Across the compartment, the young gunner's mate manning the bow turret control station was leaning forward over his console, intently reconfiguring the system settings.
The laser lock warning horn blared again as the Argentine element leader illuminated his target. His wingman started to pull up into his toss-bombing run…
The bow turret crashed out a single round and the lead Rafale dissolved into a smear of flame.

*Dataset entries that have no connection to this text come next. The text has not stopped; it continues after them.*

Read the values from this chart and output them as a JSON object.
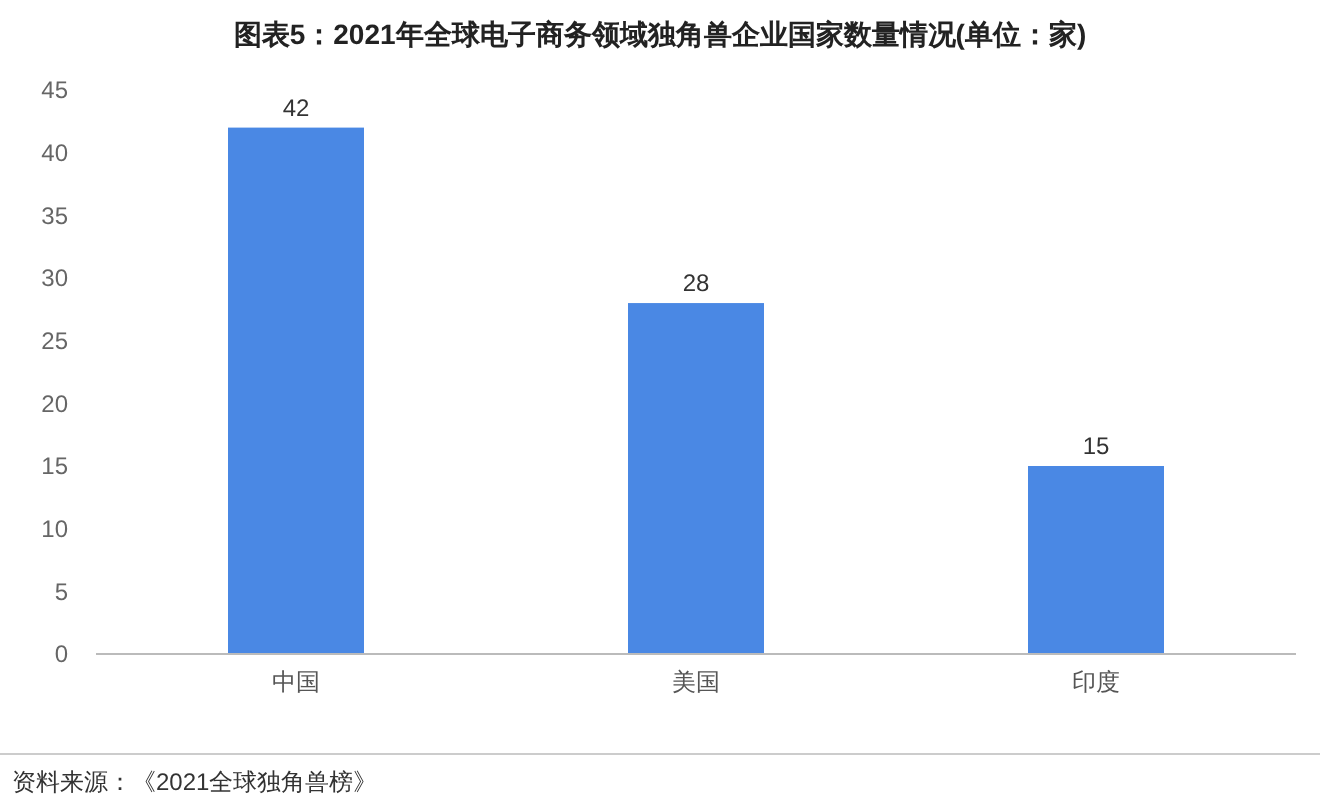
{
  "chart_data": {
    "type": "bar",
    "title": "图表5：2021年全球电子商务领域独角兽企业国家数量情况(单位：家)",
    "categories": [
      "中国",
      "美国",
      "印度"
    ],
    "values": [
      42,
      28,
      15
    ],
    "color": "#4a88e4",
    "ylim": [
      0,
      45
    ],
    "yticks": [
      0,
      5,
      10,
      15,
      20,
      25,
      30,
      35,
      40,
      45
    ],
    "data_labels": true,
    "annotations": [
      "资料来源：《2021全球独角兽榜》"
    ]
  }
}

Dumbfounded, the CIC crew watched the fragments of burning wreckage tumble into the sea. The sole remaining strike pilot was also stunned and demoralized. Releasing his ordnance in a wild patch that put the bombs into the sea a comfortable half-mile from the Cunningham, he broke hard around and fled.

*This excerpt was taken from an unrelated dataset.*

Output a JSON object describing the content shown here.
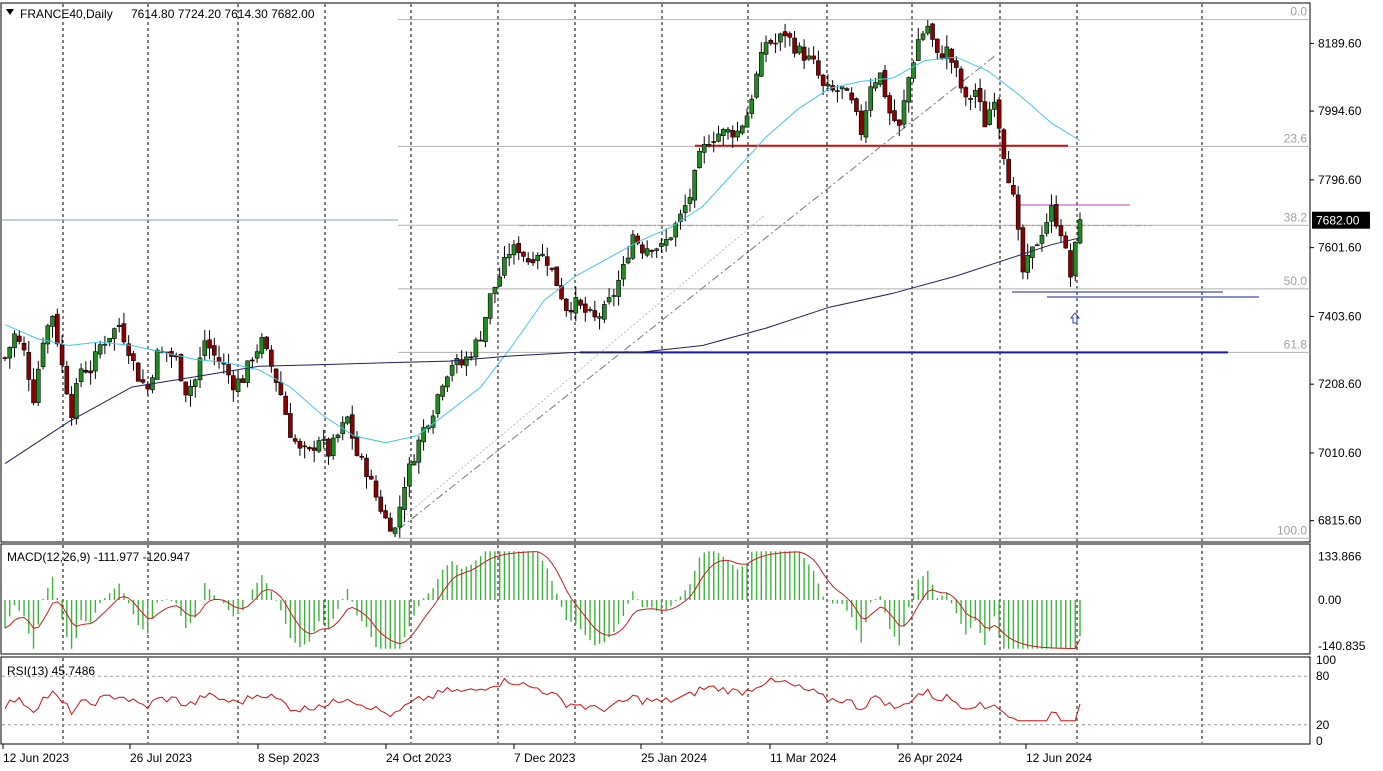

"All surviving Argentine aircraft are disengaging and withdrawing," Beltrain reported. "Reentering area defense engagement zone. Designating ESSM flights-"
"Negative. Check fire, all systems," Amanda cut in. "Save our rounds for the ones coming at us."
Swiftly, Amanda called up the damage-control report on her personal repeaters: Light splinter damage to superstructure. Efficiency of the forward SPY-2A arrays down to 94 percent. Diagnostics indicating damage to bridge systems.
"Damage control, any word on casualties yet?"
"None reported except for the bridge area, ma'am," the DC officer called in from his station. "Corpsmen have been called on-site. That's the last word we've had."
She scanned the threat boards. For the moment they were clear except for the retreating blips of the Argentine air strike. There was no sign of an immediate follow-up.
"Helm, bring her around to a heading of one seven oh degrees. All engines ahead standard."
"Aye, aye, ma'am. Steering one seven oh degrees. All engines ahead standard."
"Communications, get this off to CINCLANT, flash priority: 'USS Cunningham has been attacked by aircraft positively identified as belonging to the Argentine armed forces. Two attacking aircraft downed. Ship has taken light damage but remains fully operational. Until otherwise advised we are acting under the assumption that a state of armed conflict exists between the United States and Argentina.'
"Then prep a data dump from the Aegis memory system covering the attack. They'll be wanting that."
She turned back to her tactical officer. "Dix, I'm turning the con over to you while I go topside and check out how badly we're hit. Keep us on this heading until we get back under the slop and keep your eyes open for another strike package. Oh, and find out what was going on with that forward gun. Any questions?"